Oregon Ry. & Nav. Co. v. Oregonian Ry. Co., 145 U.S. 52 (1892)
U.S. Supreme Court
Oregon Ry. & Nav. Co. v. Oregonian Ry. Co., 145 U.S. 52 (1892)Oregon Railway and Navigation Company
v. Oregonian Railway Company
No. 335
Submitted April 20, 1892
Decided April 25, 1892
145 U.S. 52
Syllabus
For reasons stated in the motion, the court grants a motion to submit this case, when reached in regular call, without printing the record.
The judgment below is reversed upon the authority of The Oregon Railway and Navigation Company v. The Oregonian Railway Company, Limited, 130 U. S. 1.
On the 14th day of December, at the present term, the following motion, entitled in this case, and the accompanying statement were submitted by Mr. Dolph, of counsel for the plaintiff in error, together with the further statement by Mr. Edmunds as amicus curiae, Mr. Edmunds being also the attorney of record of the defendant in error.
"Now, at this day, comes the plaintiff in error and moves the court for an order suspending Rule 10 of the Rules of this Court as to the above entitled cause and allowing the plaintiff in error to submit the same upon printed brief, when reached in its order, without printing the record."
"J. N. DOLPH"
"of Counsel for Plaintiff in error"
"STATEMENT"
"In this cause, four separate actions, each being for a half yearly installment of rent, were consolidated in the court below and tried as one. The actions so consolidated were brought by the Oregonian Railway Company, Limited, alleged to be a corporation formed in Great Britain under the Companies' Act of 1862 against the Oregon Railway and Navigation Company, a corporation formed under the general laws of Oregon on the covenants in an indenture of lease alleged to have been executed on August 1, 1881, by which the former company undertook to demise to the latter its railway in Oregon for the term of ninety-six years upon a rental, to be paid in advance, in semiannual installments of $68,131, on May 15 and November 11, being the same instrument which was held by this court to be void in Oregon Railway and Navigation Company v. Oregonian Railway Company, Limited, 130 U. S. 1, and in three cases with the same title, being Nos. 236, 237 and 238, October Term, 1889,
submitted and decided at said Term, but in which there were no printed opinions."

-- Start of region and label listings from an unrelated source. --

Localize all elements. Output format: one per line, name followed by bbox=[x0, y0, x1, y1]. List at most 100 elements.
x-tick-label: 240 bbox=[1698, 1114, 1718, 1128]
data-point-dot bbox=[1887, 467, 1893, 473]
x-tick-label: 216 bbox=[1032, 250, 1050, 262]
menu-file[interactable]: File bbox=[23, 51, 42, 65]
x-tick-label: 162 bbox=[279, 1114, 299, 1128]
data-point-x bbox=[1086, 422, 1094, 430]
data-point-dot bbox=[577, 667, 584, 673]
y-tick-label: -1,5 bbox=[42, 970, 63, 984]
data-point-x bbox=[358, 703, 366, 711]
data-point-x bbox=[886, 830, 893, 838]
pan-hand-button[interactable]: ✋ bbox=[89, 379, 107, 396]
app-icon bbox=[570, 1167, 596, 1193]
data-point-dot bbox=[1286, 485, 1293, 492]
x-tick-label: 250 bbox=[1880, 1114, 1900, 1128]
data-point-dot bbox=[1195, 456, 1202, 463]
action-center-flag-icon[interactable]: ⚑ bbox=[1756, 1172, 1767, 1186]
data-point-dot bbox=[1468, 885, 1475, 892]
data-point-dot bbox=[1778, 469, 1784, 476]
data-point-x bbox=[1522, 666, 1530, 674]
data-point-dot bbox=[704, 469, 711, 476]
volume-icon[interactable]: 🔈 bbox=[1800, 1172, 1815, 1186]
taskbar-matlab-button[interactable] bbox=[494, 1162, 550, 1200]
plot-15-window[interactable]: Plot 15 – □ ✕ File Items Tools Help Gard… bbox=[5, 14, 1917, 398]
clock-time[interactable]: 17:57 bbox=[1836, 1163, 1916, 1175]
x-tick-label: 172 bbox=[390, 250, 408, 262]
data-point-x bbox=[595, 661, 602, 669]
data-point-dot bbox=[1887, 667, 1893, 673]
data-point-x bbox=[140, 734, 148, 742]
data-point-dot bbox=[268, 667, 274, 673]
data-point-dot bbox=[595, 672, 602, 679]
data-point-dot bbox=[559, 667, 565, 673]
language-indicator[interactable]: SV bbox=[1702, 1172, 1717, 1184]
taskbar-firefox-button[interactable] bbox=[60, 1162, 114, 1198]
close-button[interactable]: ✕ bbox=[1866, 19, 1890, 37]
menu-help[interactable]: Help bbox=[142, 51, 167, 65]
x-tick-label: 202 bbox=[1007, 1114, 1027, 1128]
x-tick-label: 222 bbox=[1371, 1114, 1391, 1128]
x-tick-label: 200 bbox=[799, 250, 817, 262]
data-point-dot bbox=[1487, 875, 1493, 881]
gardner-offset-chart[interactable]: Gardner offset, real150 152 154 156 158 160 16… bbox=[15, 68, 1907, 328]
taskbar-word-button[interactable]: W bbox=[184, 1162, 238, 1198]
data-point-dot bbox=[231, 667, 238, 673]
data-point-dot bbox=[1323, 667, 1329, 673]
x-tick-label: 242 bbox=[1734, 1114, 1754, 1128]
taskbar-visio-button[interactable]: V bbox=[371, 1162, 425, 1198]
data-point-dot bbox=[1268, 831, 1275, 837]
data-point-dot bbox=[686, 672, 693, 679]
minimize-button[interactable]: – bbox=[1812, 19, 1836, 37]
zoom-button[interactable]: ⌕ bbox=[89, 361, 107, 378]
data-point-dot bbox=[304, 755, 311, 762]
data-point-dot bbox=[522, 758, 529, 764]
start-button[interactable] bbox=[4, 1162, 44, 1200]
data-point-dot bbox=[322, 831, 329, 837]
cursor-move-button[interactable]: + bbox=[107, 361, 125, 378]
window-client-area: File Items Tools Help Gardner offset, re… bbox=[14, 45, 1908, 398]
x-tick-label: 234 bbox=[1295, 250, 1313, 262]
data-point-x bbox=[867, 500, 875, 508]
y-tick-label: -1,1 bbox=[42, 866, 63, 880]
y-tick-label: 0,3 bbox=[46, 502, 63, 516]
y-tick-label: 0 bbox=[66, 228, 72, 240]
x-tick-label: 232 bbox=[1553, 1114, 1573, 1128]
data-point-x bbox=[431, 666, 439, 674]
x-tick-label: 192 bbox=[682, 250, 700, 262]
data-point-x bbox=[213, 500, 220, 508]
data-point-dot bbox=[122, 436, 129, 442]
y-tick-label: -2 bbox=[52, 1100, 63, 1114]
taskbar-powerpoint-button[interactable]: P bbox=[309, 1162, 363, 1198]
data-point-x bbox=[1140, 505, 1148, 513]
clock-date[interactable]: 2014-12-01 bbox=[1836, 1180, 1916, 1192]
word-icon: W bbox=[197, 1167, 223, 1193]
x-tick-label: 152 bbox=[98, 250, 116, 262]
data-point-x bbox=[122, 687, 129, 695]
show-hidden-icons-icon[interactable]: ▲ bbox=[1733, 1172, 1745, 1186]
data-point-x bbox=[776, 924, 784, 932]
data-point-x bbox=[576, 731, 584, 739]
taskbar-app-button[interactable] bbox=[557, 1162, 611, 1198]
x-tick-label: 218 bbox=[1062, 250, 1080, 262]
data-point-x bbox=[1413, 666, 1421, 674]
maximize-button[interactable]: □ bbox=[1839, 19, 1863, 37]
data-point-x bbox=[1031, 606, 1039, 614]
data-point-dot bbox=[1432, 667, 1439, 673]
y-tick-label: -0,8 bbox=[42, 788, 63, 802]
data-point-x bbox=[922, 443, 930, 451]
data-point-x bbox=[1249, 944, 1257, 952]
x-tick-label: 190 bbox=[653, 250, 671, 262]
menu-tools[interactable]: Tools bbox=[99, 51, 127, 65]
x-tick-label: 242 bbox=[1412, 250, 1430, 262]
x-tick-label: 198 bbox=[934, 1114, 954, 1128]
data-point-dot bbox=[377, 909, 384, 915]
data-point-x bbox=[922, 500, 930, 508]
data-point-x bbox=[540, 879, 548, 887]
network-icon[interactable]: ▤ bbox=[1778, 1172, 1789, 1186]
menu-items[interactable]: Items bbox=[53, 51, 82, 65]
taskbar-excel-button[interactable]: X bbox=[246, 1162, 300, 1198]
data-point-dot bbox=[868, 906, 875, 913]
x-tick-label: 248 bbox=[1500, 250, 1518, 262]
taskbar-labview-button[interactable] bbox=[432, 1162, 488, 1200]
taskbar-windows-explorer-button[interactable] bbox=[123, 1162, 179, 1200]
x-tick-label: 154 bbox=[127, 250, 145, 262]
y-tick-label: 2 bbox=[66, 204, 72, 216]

"The questions involved in this case are precisely the same questions which were passed upon in those cases, and are:"
"First. Whether, under the Constitution and general laws of Oregon, a corporation organized under the laws of that state could, at the date of the execution of the indenture of lease in question, take a lease of the railroad of another company and operate the same for ninety-nine years?"
"Second. Whether the laws of Oregon at said date conferred on a foreign corporation the right to make a lease of a railroad within the state for such a term?"
"Third. Whether, under the facts of the case, the lessee was estopped from setting up the want of power of the lessor to make such a lease or of itself to take such a lease."
"There is no controversy about the facts, and it is believed they can be sufficiently presented by a brief."
"The estimate of the clerk of this court for printing the record is about $600."
"After the decision of the first case, reported in 130 U. S. 130 U.S. 1, it was proposed by some of the attorneys representing the defendant in error to avoid the expense of printing the record by disposing of the remaining cases by stipulation, but the Oregonian Railway Company, Limited, went into liquidation in Scotland, and the assignee or liquidator declined to enter into any arrangement about the matter for alleged lack of authority."
"In the three cases submitted at the October Term, 1889, the records were printed at a cost of over $1,400."
"Said Oregonian Railway Company, Limited, has sold its railroad in Oregon, and it has no property in that state out of which a judgment for costs against it can be satisfied."
"The attorneys who tried the case in the court below, fearing they are liable for the costs under a statute of the State of Oregon relating to the bringing of actions by nonresidents, are anxious to avoid the apparently unnecessary expense of printing the record in this case."
"J. N. Dolph"
"United States of America"
"District of Columbia ss."
"I, Joseph N. Dolph, being first duly sworn, say that I am attorney for plaintiff in error in the above entitled action and that the foregoing statement is true as I verily believe."
"J. N. Dolph"
"Subscribed and sworn to before me this second day of December 1891."
"James H. McKenney"
"Clerk Supreme Court, U.S."
"I think it right to state as amicus curiae that I was counsel or the defendant in the cause in which the rights of the parties to that and to this cause were involved, and that, as I understand it, precisely the same question existed and were determined in that cause that exist in this cause, and I think there is no good reason for printing the record."
"George F. Edmunds"
"Aiken, S.C., December 5, 1891"
The court thereupon made the following order, entitled in the cause, on the 21st day of the same December.
"On consideration of the motion for leave to submit this cause when the same is reached in regular call of the docket on a printed argument, without printing the record,"
"It is now here ordered by the court that said motion be, and the same is hereby, granted."
The cause was reached in regular call on the 20th of April, 1892.